By the time he had gotten off the bus, all the other graduates had run out ahead of him. He stepped down to the ground, and he knew something was wrong before he even heard the footsteps of a half dozen black-clad masked men, who surrounded him completely and cut him off from the bus. Behind him, one of them swung some sort of club, hitting him in the back. Another’s fist hit him in the jaw, and he staggered and fell backward onto the gravel.

They closed in. Morgan struggled, throwing kicks and punches wildly, but there were too many of them to fight off. He felt a hand close over his nose and mouth, and the pungent smell of chloroform engulfed his senses. He faded fast, struggling with the single-minded desperation of a trapped animal, until he completely lost consciousness and his body fell limp, like a rag doll.

When Morgan woke up, his head ached, his throat was dry, and his arms were heavy and numb. He couldn’t see anything, and it took him a moment to realize that this was because he had a rough canvas sack over his head. He tried to bring his hands up to remove the hood but found that they had been cuffed together behind his back to the chair he was sitting on. His next instinct was to work the sack off by moving his neck, but he found he couldn’t budge. His head was taped tightly to a pole that rose from the ground behind him.

He heard voices, but he was too disoriented to make out what was being said. As the fog cleared, he realized that the reason he couldn’t understand them was that they were not speaking English. It was a foreign language, one he recognized readily enough as Russian.

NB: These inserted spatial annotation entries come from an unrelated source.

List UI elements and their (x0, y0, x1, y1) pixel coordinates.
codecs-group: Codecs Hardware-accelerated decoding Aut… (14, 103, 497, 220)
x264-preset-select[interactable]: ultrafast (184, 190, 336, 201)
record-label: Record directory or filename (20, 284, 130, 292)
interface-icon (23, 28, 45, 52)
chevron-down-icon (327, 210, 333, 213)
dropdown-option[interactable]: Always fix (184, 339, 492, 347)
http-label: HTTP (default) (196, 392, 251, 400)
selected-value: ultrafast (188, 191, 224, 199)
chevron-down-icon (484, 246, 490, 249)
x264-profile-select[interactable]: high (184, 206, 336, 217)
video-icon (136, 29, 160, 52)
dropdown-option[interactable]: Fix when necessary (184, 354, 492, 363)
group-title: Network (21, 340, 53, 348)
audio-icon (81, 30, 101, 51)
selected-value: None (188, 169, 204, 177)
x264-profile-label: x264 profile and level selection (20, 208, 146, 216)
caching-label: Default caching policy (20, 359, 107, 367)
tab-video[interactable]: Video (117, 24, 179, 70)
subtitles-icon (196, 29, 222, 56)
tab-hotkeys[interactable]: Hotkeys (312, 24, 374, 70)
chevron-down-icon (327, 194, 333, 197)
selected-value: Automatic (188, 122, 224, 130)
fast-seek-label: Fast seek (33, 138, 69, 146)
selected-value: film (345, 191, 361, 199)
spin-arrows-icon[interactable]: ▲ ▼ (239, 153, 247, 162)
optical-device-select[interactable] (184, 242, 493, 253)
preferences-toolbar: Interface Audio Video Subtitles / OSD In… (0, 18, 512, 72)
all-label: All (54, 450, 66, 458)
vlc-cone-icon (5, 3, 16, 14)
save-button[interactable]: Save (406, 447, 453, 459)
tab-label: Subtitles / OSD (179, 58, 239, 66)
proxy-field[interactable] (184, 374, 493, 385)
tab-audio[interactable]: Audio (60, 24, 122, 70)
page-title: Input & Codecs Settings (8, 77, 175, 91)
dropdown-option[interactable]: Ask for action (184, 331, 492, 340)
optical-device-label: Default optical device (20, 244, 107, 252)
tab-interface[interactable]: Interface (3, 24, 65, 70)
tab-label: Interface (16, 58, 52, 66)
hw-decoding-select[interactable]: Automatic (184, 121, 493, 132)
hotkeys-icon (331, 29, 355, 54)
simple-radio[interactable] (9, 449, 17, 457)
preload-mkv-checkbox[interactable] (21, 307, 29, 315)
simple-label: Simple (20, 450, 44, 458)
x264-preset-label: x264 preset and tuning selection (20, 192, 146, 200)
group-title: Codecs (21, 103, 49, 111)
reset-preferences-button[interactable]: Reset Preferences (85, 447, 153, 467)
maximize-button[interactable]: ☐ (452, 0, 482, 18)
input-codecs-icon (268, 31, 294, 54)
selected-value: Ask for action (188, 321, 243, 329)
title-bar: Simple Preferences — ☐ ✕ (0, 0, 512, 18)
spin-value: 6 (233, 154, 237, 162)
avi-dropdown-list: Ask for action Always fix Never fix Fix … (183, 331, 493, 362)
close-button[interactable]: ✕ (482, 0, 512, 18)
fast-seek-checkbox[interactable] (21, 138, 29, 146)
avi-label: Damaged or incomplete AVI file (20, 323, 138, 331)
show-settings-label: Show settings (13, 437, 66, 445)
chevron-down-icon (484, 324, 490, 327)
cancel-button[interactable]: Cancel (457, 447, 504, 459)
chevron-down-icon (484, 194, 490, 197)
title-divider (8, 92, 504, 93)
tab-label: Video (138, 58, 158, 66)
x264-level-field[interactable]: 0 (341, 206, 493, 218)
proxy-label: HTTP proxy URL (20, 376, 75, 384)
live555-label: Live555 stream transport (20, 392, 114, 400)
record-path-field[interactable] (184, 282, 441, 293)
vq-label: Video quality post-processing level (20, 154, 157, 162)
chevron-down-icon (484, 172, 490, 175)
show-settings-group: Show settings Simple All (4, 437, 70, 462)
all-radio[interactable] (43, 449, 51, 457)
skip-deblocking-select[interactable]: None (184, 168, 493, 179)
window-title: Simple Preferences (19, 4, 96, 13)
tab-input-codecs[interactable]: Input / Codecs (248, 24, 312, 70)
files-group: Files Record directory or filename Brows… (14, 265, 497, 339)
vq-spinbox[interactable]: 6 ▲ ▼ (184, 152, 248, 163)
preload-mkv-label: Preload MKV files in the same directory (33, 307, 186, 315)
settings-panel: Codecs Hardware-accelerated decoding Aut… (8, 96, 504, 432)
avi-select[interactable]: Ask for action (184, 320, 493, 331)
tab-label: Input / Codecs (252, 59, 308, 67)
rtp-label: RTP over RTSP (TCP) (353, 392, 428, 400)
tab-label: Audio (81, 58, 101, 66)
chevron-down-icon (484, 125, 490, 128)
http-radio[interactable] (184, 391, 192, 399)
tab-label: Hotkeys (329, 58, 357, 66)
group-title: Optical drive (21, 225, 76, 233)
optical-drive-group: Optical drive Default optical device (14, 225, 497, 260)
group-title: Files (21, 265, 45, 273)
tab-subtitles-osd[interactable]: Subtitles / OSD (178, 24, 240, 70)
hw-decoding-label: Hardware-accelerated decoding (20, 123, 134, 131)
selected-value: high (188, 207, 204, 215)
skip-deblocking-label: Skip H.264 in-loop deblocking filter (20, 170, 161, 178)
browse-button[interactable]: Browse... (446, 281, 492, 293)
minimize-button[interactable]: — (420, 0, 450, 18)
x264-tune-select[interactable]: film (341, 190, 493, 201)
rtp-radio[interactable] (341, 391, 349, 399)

They pulled the hood off his head, and a blinding light shone into his face. There were at least two men in the room, but he couldn’t see anything except vague silhouettes. He screwed his eyes shut, but it helped only slightly. He still felt the bulb’s heat on his face like a furnace.

“Who the hell are you people?” he demanded. “What do you want from me?”

The response was a fist smashing into his face. He tasted blood.

“Shut your mouth, American,” said one of them, through a thick accent. He was tall and thick like a gorilla. “You only talk if you are answering our questions.”

“What the hell are you talking about?”

The man punched him hard in the gut, smashing him against the back of the chair. Morgan’s reflex was to double over, but the harness on his head held him tightly. He retched in pain.

“Where is the secret CIA training center?”

“I don’t know what the hell you’re talking about. You people are luna—” A meaty fist smashed into Morgan’s right cheek, and blood oozed into his mouth.